CARSON CITY -- Assembly members had a bit of fun Thursday before voting unanimously to abolish a 30-year-old law requiring the state to establish an advisory council on the metric system.

"I don't think we need any discussion" about Assembly Bill 451, quipped Natural Resources Committee Chairwoman Maggie Carlton, D-Las Vegas. "The two-liter bottle of Coke still will be located on the shelves of a grocery store near you."

Metric system?

While most of the population is too young to remember, there was a concerted effort more than 30 years ago to do away with yards and quarts and switch to meters and liters.

Members of the Legislative Commission last year agreed to draw up a bill to abolish a 1970s law requiring the state to appoint a council on the metric system. The bill was part of a worldwide movement to establish metrics as the common form of measurement.
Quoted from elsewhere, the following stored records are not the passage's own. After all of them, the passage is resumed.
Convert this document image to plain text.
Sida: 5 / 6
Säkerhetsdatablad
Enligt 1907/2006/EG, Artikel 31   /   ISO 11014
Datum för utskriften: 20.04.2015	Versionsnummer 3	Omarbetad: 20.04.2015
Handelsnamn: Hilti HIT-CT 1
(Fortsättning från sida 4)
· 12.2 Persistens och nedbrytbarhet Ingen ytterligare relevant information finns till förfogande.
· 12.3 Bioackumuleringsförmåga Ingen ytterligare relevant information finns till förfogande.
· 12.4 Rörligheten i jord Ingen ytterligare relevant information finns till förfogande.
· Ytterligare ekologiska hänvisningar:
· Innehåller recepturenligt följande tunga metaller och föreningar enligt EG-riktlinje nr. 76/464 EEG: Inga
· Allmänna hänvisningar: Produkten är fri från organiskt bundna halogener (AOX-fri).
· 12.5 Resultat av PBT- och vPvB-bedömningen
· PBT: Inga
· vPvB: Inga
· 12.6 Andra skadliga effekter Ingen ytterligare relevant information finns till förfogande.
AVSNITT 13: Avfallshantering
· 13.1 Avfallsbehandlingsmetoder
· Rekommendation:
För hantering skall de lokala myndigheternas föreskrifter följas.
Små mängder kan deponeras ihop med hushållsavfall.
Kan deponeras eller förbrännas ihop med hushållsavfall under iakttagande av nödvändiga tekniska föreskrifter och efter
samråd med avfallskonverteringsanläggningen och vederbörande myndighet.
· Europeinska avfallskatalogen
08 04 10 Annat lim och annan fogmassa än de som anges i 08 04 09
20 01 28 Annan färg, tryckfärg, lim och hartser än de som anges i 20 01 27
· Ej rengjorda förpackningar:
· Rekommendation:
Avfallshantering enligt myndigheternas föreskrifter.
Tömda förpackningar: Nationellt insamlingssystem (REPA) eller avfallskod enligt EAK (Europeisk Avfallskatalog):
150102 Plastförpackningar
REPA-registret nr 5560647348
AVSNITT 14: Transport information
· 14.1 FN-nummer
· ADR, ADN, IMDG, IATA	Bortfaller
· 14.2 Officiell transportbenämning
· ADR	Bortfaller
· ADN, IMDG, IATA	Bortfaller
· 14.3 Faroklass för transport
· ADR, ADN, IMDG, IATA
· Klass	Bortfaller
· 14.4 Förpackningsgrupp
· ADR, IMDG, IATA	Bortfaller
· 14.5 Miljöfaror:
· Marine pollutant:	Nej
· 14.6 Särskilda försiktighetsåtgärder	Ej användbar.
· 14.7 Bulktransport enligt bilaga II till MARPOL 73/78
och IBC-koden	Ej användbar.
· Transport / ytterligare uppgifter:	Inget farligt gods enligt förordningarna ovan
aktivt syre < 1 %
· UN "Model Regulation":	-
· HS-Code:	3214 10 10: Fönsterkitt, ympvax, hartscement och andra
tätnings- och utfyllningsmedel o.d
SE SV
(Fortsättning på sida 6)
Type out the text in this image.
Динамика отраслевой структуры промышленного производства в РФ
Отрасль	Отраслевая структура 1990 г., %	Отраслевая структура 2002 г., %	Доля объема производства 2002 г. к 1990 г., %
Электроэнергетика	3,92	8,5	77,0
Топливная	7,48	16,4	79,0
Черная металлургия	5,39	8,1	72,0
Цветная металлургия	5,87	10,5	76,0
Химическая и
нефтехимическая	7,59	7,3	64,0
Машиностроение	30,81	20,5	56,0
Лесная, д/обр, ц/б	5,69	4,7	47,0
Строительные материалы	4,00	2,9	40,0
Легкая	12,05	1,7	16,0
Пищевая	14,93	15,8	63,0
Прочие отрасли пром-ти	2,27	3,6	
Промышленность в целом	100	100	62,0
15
The council on metrics has not met in 25 years.

Former football star and President Gerald Ford wanted America to begin looking at 100-yard-long football fields as 91.44 meters.

But another president and football player, Ronald Reagan, did not like the metric system. He disbanded federal efforts to establish the metric system in 1982.

Now the United States, Liberia and Myanmar are the only countries in the world not on metrics.

Of course, that hasn't stopped Americans from revering swimmer Michael Phelps for winning every race of every conceivable metric length, or from buying two-liter Coke bottles.